The Battle of the Bismarck Sea was a pivotal WWII battle fought March 2-4, 1943, in the Southwest Pacific Area (SWPA). Allied aircraft from the US Fifth Airforce and the Royal Australian Air Force (RAAF) attacked a convoy of Japanese ships transporting troop reinforcements to Lae, New Guinea. The Allies destroyed most of the convoy, and Japan suffered heavy losses, abandoning their plan to land more troops at Lae.
In January 1943, Japan launched a convoy of five destroyers and five transport ships to New Guinea to reinforce the Japanese hold in the SWPA. Allied aircraft attacked the convoy, but only two transports were lost. Some 4,000 Japanese troops successfully made it to New Guinea.

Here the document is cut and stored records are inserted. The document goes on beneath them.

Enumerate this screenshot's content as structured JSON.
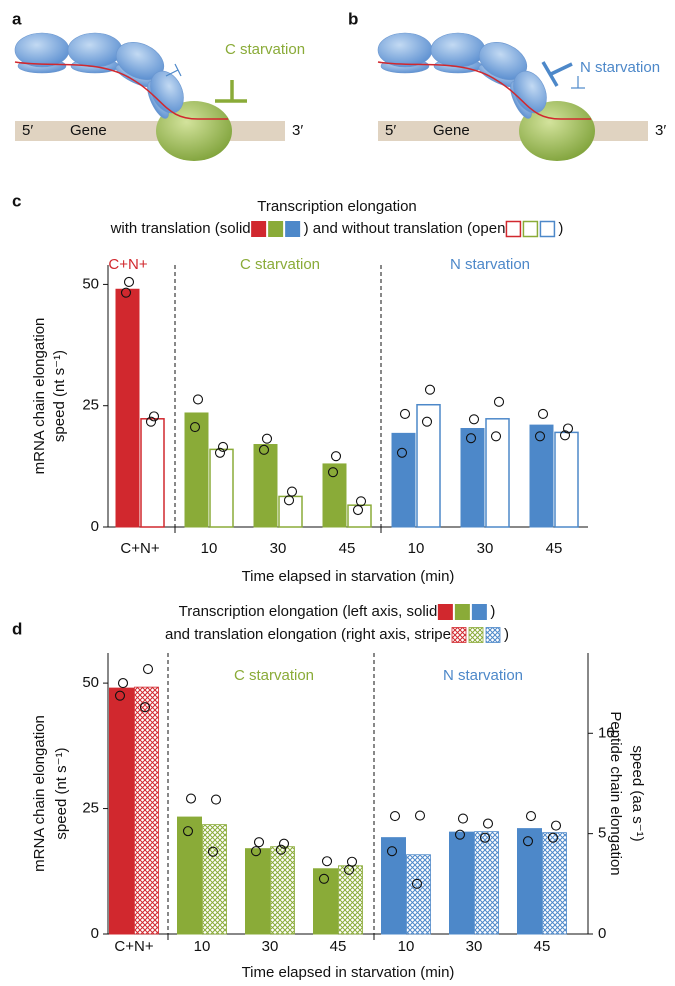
{
  "diagrams": [
    {
      "label": "a",
      "condition": "C starvation",
      "five_prime": "5′",
      "gene": "Gene",
      "three_prime": "3′"
    },
    {
      "label": "b",
      "condition": "N starvation",
      "five_prime": "5′",
      "gene": "Gene",
      "three_prime": "3′"
    }
  ],
  "chart_data": [
    {
      "type": "bar",
      "panel": "c",
      "title_lines": [
        [
          "Transcription elongation"
        ],
        [
          "with translation (solid",
          ") and without translation (open",
          ")"
        ]
      ],
      "groups": [
        {
          "label": "C+N+",
          "color": "#d1282e"
        },
        {
          "label": "C starvation",
          "color": "#8aab38"
        },
        {
          "label": "N starvation",
          "color": "#4d88c9"
        }
      ],
      "categories": [
        "C+N+",
        "10",
        "30",
        "45",
        "10",
        "30",
        "45"
      ],
      "colors": [
        "#d1282e",
        "#8aab38",
        "#8aab38",
        "#8aab38",
        "#4d88c9",
        "#4d88c9",
        "#4d88c9"
      ],
      "series": [
        {
          "fill": "solid",
          "values": [
            49,
            23.5,
            17,
            13,
            19.3,
            20.3,
            21
          ],
          "points": [
            [
              50.5,
              48.3
            ],
            [
              26.3,
              20.6
            ],
            [
              18.2,
              15.9
            ],
            [
              14.6,
              11.3
            ],
            [
              23.3,
              15.3
            ],
            [
              22.2,
              18.3
            ],
            [
              23.3,
              18.7
            ]
          ]
        },
        {
          "fill": "open",
          "values": [
            22.3,
            16,
            6.3,
            4.5,
            25.2,
            22.3,
            19.5
          ],
          "points": [
            [
              22.8,
              21.7
            ],
            [
              16.5,
              15.3
            ],
            [
              7.3,
              5.5
            ],
            [
              5.3,
              3.5
            ],
            [
              28.3,
              21.7
            ],
            [
              25.8,
              18.7
            ],
            [
              20.3,
              18.9
            ]
          ]
        }
      ],
      "ylabel": [
        "mRNA chain elongation",
        "speed (nt s⁻¹)"
      ],
      "xlabel": "Time elapsed in starvation (min)",
      "ylim": [
        0,
        54
      ],
      "yticks": [
        0,
        25,
        50
      ]
    },
    {
      "type": "bar",
      "panel": "d",
      "title_lines": [
        [
          "Transcription elongation (left axis, solid",
          ")"
        ],
        [
          "and translation elongation (right axis, stripe",
          ")"
        ]
      ],
      "groups": [
        {
          "label": "C starvation",
          "color": "#8aab38"
        },
        {
          "label": "N starvation",
          "color": "#4d88c9"
        }
      ],
      "categories": [
        "C+N+",
        "10",
        "30",
        "45",
        "10",
        "30",
        "45"
      ],
      "colors": [
        "#d1282e",
        "#8aab38",
        "#8aab38",
        "#8aab38",
        "#4d88c9",
        "#4d88c9",
        "#4d88c9"
      ],
      "series": [
        {
          "fill": "solid",
          "values": [
            49,
            23.3,
            17,
            13,
            19.2,
            20.3,
            21
          ],
          "points": [
            [
              50,
              47.5
            ],
            [
              27,
              20.5
            ],
            [
              18.3,
              16.5
            ],
            [
              14.5,
              11
            ],
            [
              23.5,
              16.5
            ],
            [
              23,
              19.8
            ],
            [
              23.5,
              18.5
            ]
          ]
        },
        {
          "fill": "stripe",
          "axis": "y2",
          "values": [
            12.3,
            5.45,
            4.35,
            3.4,
            3.95,
            5.1,
            5.05
          ],
          "points": [
            [
              13.2,
              11.3
            ],
            [
              6.7,
              4.1
            ],
            [
              4.5,
              4.2
            ],
            [
              3.6,
              3.2
            ],
            [
              5.9,
              2.5
            ],
            [
              5.5,
              4.8
            ],
            [
              5.4,
              4.8
            ]
          ]
        }
      ],
      "ylabel": [
        "mRNA chain elongation",
        "speed (nt s⁻¹)"
      ],
      "y2label": [
        "Peptide chain elongation",
        "speed (aa s⁻¹)"
      ],
      "xlabel": "Time elapsed in starvation (min)",
      "ylim": [
        0,
        56
      ],
      "yticks": [
        0,
        25,
        50
      ],
      "y2lim": [
        0,
        14
      ],
      "y2ticks": [
        0,
        5,
        10
      ]
    }
  ]
}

Emboldened by their success, Japan began planning a more extensive transport to bring 6,900 troops, ammunition, fuel, and supplies to reinforce New Guinea. They knew the convoy was risky because of strong Allied air power, but the alternative was landing the troops much further away, where they would be required to hike through rugged terrain to reach Lae.
The second Japanese convoy consisted of eight destroyers, eight transports, and 100 Japanese aircraft to provide air cover. The convoy departed Simpson Harbour in Rabaul on February 28, 1943.
Allied intelligence officials, however, had intercepted coded Japanese messages and were aware of the plans for a convoy. Under the direction of US Army Lt. Gen. George C. Kenney and RAAF Group Captain William H. Garing, the Allies planned and rehearsed a highly coordinated air attack. Reconnaissance planes began sweeping the sea, looking for enemy ships. On March 2, they spotted the enemy convoy and launched the first of several waves of attacks.
The multi-pronged attacks involved 16 Allied squadrons that attacked from different altitudes. Some bombers flew just a few feet above the ground, dropping skip bombs (bombs that skipped across the water before slamming into the sides of ships). Others from medium altitude and some from as high as 10,000 feet.
Over the next two days, the Allies sank all eight transports and four destroyers. The remaining four destroyers were damaged. They also shot down numerous Japanese fighter planes. Japanese survivors from the ships were adrift in the sea. On March 4, the Allies sent torpedo boats and aircraft to patrol the area. They strafed Japanese survivors and rescue vessels. They also engaged with a Japanese submarine, assisting in the rescue operation. The controversial strafing decision was defended as a way to prevent enemy soldiers from returning to active service.
At least 3,000 Japanese soldiers died. Some 2,700 were rescued from the water and returned to Rabaul, and 1,200 made it ashore to Lai. In contrast, just 13 Allied airmen died. The losses were devastating for Japan, and they made no further attempt to reinforce Lai.